Foto: Riemy de Groot-Norder.

Roptazijl, uitwateringssluis

Roptazijl was in eigendom en beheer van de bewoners van Nijehuis (boerderij Wieger de Hoop, Wijnaldum, Roptavaart).
In 1424 had de overdracht plaats van Roptazijl aan Sikko van Nijehuijs en werden de voorwaarden daarbij vastgesteld.
De zijl was toen van hout gemaakt.
Hij moest ten alle tijde door Sikko onderhouden, vernieuwd en tegen alle schaden gehoed worden, alleen uitgezonderd wanneer de Hollanders of andere vijanden 'deselve verbranden mogten', dan zouden op kosten ter herstelling beide partijen (bewoners van Nijehuis enerzijds en Franekeradeel anderzijds) ieder voor de helft 'gehoed' worden.
Sikko moest een brug van tien voet wijd over de zijlroede plaatsen en onderhouden.
De visserij met netten in de zijlroede was zonder verpachting aan niemand geoorloofd, 'op verbeurte van acht ponden'.
Ter verzekering van de getrouwe nakoming van dit verdrag stelde Sikko tot onderpand '25 pondematen land over hoog en laag, gelegen in zijn en zijns broeders landeigendom Ingela geheten, op de Haula, welke landen door hem en zijn erfgenamen onvervreembaar moesten gehouden worden'.

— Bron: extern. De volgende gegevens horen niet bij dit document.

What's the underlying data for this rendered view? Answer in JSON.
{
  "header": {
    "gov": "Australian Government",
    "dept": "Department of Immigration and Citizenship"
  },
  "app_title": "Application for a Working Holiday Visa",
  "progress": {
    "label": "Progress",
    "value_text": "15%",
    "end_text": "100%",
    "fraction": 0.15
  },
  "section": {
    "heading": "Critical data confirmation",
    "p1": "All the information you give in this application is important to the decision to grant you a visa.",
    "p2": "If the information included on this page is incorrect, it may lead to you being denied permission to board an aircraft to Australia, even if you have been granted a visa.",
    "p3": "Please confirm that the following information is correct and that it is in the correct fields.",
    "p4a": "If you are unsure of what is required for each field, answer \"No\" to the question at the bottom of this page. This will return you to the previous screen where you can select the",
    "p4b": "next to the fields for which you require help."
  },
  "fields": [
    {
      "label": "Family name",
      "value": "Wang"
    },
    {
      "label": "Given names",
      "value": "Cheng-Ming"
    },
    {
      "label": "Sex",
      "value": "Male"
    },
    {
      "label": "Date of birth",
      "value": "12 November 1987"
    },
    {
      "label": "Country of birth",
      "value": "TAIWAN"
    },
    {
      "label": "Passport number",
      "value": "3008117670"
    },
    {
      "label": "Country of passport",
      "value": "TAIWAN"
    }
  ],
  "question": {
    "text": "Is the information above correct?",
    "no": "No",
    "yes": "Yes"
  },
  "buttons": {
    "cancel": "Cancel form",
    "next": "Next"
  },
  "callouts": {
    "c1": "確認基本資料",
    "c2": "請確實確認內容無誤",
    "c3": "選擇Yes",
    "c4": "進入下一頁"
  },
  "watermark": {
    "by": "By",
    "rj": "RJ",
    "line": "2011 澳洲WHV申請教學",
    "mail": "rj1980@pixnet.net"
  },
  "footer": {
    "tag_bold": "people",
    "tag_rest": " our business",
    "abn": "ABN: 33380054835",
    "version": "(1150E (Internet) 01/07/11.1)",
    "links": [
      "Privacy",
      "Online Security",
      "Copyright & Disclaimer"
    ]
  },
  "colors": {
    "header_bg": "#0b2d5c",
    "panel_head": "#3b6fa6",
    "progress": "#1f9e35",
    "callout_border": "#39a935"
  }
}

De brief daarvan was met goedvinden van grietmannen en regters, raad en gemene gemeente, benevens de prietsers van Frankeradeel' gegeven en bekrachtigd.
Van de andere zijde was dit verdrag door Sikko zelven en op zijn verzoek door heer Sjuk, pastoor te Wijnaldum, Sijwert Heslinga, wonende te Vrawei en Jelmer op de Aijdelum, zijn bijzondere vrienden, mede getekend en bezegeld op Sint Magnus 1424. Haula is nog wel bekend maar de namen Vrawei, Ingela en Aijdelum zijn in de vergetelheid geraakt.
Pas veertien jaar later rees er al enig geschil op tussen Sikko en het gerecht van Franekeradeel, aangaande Roptazijl, voornamelijk om de slatting der zijlroede, waarover gewezen werd 'dat Franekeradeel geheel en volkomen zal houden en slatten de zijlroede binnendijks tot aan de zijl en buitendijks van de zijl tot aan de zee toe'.
Hieruit blijkt dus duidelijk dat er buiten Roptazijl toen nog land was, waardoor de uitwatering of zijlroede naar zee geslat en onderhouden moest worden.
De kust is dus sedert ruim vijf eeuwen aanmerkelijk afgenomen.
Sikko moest, zo werd verder vastgesteld, volgens het vroeger verdrag, de zijl met al de benodigde bouwstoffen voor zijn rekening houden, 'de zijl volkomen bruik- en sluitbaar houden en ook de kolk zoodanig van slijk zuiveren, dat de zijldeuren geopend en gesloten konden worden'.
Deze uitspraak geschiedde door de grietmannen en rechters van Barradeel.